Crisis de autoridad
Suele oírse de parte de las autoridades, cada vez que hay delitos de alta connotación, el anuncio de que se interpondrán querellas contra todos quienes resulten responsables. Pero luego de eso nada ocurre, nada pronto al menos, hasta el siguiente delito y la reiteración de la frase.
Hoy esa conducta ha retornado; pero en una versión más elaborada. Ya no se trata de interponer querellas sino de presentar proyectos de ley como si ellos, de ser aprobados, incrementaran la seguridad.
Se le podría llamar el fetichismo de la ley.
Por supuesto es necesario dictar leyes y está muy bien que se proceda a ello; pero está el peligro de que el anuncio de proyectos de ley adquiera una función sustitutiva de otras responsabilidades, distintas a la de los legisladores, o encubra factores de más largo plazo, cuestiones subyacentes al debate legal, que si no se atienden seguirán alimentando lo que hoy ocurre.
¿Cuáles serían esos factores? ¿Cuáles esas otras responsabilidades?
Ante todo, hay una cuestión de anomia. Es cosa de mirar lo que ocurre en las calles, en los liceos, en las escuelas. En el Chile de hoy día hay una fuerte desprestigio de las normas. Las sociedades no se sostienen en la fuerza, sino en un entramado invisible de costumbres y de reglas de conducta. Ese entramado es una especie de consenso mudo, silencioso. Y lo que ha ocurrido en Chile es que ese consenso se rompió o se debilitó. Fue sustituido por una moralización de la vida social. De pronto el anhelo de justicia comenzó a justificar el abandono de las reglas. El ejemplo más obvio de eso fue el salto de los torniquetes: si el precio se considera injusto ¿por qué entonces pagarlo? El delito se potencia, se fortalece con el desprestigio de las reglas. Hay que repetirlo una y mil veces: las virtudes grandes se aprenden y sostienen en el ejercicio de las pequeñas.
Hay también, y esto es otra dimensión de lo anterior, un deterioro de la autoridad, cualquiera ella sea, profesor, policía, ministro, presidente. Hay autoridad allí donde existe obediencia sin coacción ni persuasión. Esto ha desaparecido en amplios espacios de la sociedad chilena. Hoy o se coacciona o se convence; pero nadie o casi nadie obedece espontáneamente. Y aunque suene extraño, sin obediencia espontánea no hay autoridad. Un padre (valga el ejemplo) no es tal si para conducir a sus hijos pequeños debe siempre o castigarlos o convencerlos. Pero así ocurre hoy. La gente espera ser obligada por la fuerza a cumplir o persuadida de hacerlo, pero nadie está dispuesto a ello naturalmente.
Se suma a lo anterior una cierta desconexión entre legitimidad y eficacia en la persecución del delito.
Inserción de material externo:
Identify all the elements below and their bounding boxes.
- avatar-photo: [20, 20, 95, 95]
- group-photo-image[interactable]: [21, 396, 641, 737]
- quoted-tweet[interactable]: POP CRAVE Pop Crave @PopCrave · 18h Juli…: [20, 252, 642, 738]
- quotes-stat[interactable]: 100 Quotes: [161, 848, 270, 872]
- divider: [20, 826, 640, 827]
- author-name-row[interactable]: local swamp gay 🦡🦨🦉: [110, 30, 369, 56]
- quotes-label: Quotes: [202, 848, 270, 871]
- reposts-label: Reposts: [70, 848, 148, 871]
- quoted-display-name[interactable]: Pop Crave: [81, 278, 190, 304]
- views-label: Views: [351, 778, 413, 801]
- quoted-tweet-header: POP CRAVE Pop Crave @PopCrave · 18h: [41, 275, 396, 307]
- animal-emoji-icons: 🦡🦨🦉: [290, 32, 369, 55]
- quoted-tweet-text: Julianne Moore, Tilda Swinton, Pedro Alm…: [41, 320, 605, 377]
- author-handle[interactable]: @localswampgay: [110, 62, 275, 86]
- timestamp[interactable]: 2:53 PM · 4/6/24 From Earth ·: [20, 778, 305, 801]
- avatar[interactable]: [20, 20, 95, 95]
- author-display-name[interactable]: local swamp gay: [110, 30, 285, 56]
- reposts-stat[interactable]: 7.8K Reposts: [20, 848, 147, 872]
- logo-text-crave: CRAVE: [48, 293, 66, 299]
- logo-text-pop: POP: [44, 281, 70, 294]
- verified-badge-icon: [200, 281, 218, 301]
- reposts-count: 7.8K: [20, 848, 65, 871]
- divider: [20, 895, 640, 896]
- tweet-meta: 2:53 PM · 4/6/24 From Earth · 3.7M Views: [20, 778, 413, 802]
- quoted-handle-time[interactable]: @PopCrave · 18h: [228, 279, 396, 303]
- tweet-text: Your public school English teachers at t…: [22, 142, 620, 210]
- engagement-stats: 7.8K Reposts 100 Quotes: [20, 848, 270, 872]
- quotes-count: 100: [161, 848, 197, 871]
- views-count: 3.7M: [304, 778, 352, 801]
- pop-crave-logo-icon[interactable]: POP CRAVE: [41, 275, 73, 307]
Cunde la idea que habrá más eficacia si se aflojan las reglas que hacen legítima la persecución. Se trata de un error. El rasgo básico del estado de derecho es que para desatar la coacción estatal hay que cumplir reglas. De otra manera el estado es victimario y el delincuente víctima. Esa desconexión que, como producto de la desesperación que se vive en muchos sectores, se está produciendo, es extremadamente peligrosa.
Y está en fin la inmigración. Los fenómenos migratorios son en el largo plazo beneficiosos; pero al regularlos hay que tener en cuenta que ellos también significan una migración de la cultura en todos los aspectos de la vida, incluida la cultura criminal o los diversos niveles de cultura cívica.
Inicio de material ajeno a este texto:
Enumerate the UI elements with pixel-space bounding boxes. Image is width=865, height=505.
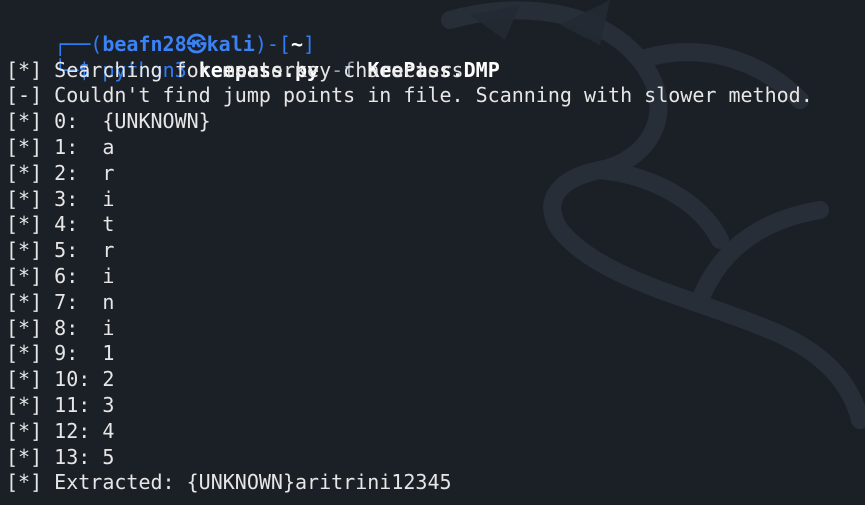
- output-prefix: [*]: [6, 186, 43, 211]
- prompt-frame-top: ┌──: [54, 31, 91, 56]
- output-text: 0: {UNKNOWN}: [54, 109, 211, 134]
- output-text: 11: 3: [54, 392, 115, 417]
- output-prefix: [*]: [6, 109, 43, 134]
- output-text: 5: r: [54, 238, 115, 263]
- output-text: 13: 5: [54, 444, 115, 469]
- output-prefix: [*]: [6, 470, 43, 495]
- output-text: 1: a: [54, 134, 115, 159]
- output-line: [*] 2: r: [6, 161, 865, 187]
- output-line: [*] 12: 4: [6, 419, 865, 445]
- prompt-header-line: ┌──(beafn28㉿kali)-[~]: [54, 31, 316, 56]
- output-prefix: [*]: [6, 444, 43, 469]
- output-prefix: [*]: [6, 134, 43, 159]
- output-line: [*] 10: 2: [6, 367, 865, 393]
- output-prefix: [*]: [6, 212, 43, 237]
- output-line: [*] 4: t: [6, 212, 865, 238]
- output-line: [-] Couldn't find jump points in file. S…: [6, 83, 865, 109]
- extracted-result-line: [*] Extracted: {UNKNOWN}aritrini12345: [6, 470, 865, 496]
- output-text: 6: i: [54, 263, 115, 288]
- output-prefix: [-]: [6, 83, 43, 108]
- output-prefix: [*]: [6, 57, 43, 82]
- output-text: 12: 4: [54, 418, 115, 443]
- output-prefix: [*]: [6, 263, 43, 288]
- extracted-password-text: Extracted: {UNKNOWN}aritrini12345: [54, 470, 452, 495]
- output-line: [*] 13: 5: [6, 445, 865, 471]
- output-text: 9: 1: [54, 341, 115, 366]
- prompt-user: beafn28: [102, 31, 187, 56]
- output-line: [*] 5: r: [6, 238, 865, 264]
- kali-at-icon: ㉿: [186, 31, 207, 56]
- output-text: Searching for masterkey characters: [54, 57, 464, 82]
- output-text: 2: r: [54, 160, 115, 185]
- output-line: [*] Searching for masterkey characters: [6, 58, 865, 84]
- output-prefix: [*]: [6, 238, 43, 263]
- output-line: [*] 9: 1: [6, 341, 865, 367]
- output-text: 3: i: [54, 186, 115, 211]
- output-prefix: [*]: [6, 289, 43, 314]
- output-prefix: [*]: [6, 160, 43, 185]
- output-text: 4: t: [54, 212, 115, 237]
- output-line: [*] 3: i: [6, 187, 865, 213]
- output-line: [*] 1: a: [6, 135, 865, 161]
- output-line: [*] 8: i: [6, 316, 865, 342]
- output-line: [*] 7: n: [6, 290, 865, 316]
- output-text: 10: 2: [54, 367, 115, 392]
- output-prefix: [*]: [6, 418, 43, 443]
- output-line: [*] 11: 3: [6, 393, 865, 419]
- output-text: 8: i: [54, 315, 115, 340]
- output-line: [*] 6: i: [6, 264, 865, 290]
- output-line: [*] 0: {UNKNOWN}: [6, 109, 865, 135]
- output-prefix: [*]: [6, 341, 43, 366]
- output-prefix: [*]: [6, 392, 43, 417]
- output-text: 7: n: [54, 289, 115, 314]
- prompt-path: ~: [290, 31, 303, 56]
- terminal-window[interactable]: ┌──(beafn28㉿kali)-[~] └─$ python3 keepas…: [6, 6, 865, 496]
- output-prefix: [*]: [6, 367, 43, 392]
- prompt-host: kali: [206, 31, 255, 56]
- output-prefix: [*]: [6, 315, 43, 340]
- output-text: Couldn't find jump points in file. Scann…: [54, 83, 813, 108]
En cada uno de esos ámbitos se experimentan problemas: en lo que respecta a las reglas, hay anomia; no hay la obediencia espontánea sobre que descansa la autoridad; falta eficacia en la persecución del crimen y ello aconseja la solución fácil de disminuir los estándares ; y no hay control razonable de la migración. Nada de eso se curará con proyectos de ley.
¿Significa lo anterior que hay que abstenerse de dictar nuevas reglas?
Por supuesto que no; pero lo anterior enseña que este no es un problema solo de políticos o gobernantes. Hay otros factores que son resultado de procesos más amplios que involucran a la estructura familiar, las instituciones educativas, los medios de comunicación. Todos esos factores (todo hay que decirlo) tienen algo en común que en las últimas décadas se había olvidado: que no basta estimular la autonomía individual para que la sociedad sea mejor o haya más libertad. La sociedad funciona cuando los individuos tienen alguna razón para sublimar y contener lo que, de otra forma, es simplemente un yo soberano que se pretende la única medida de sí mismo.
Y la suma de ellos -se sabe desde siempre- no hace una sociedad.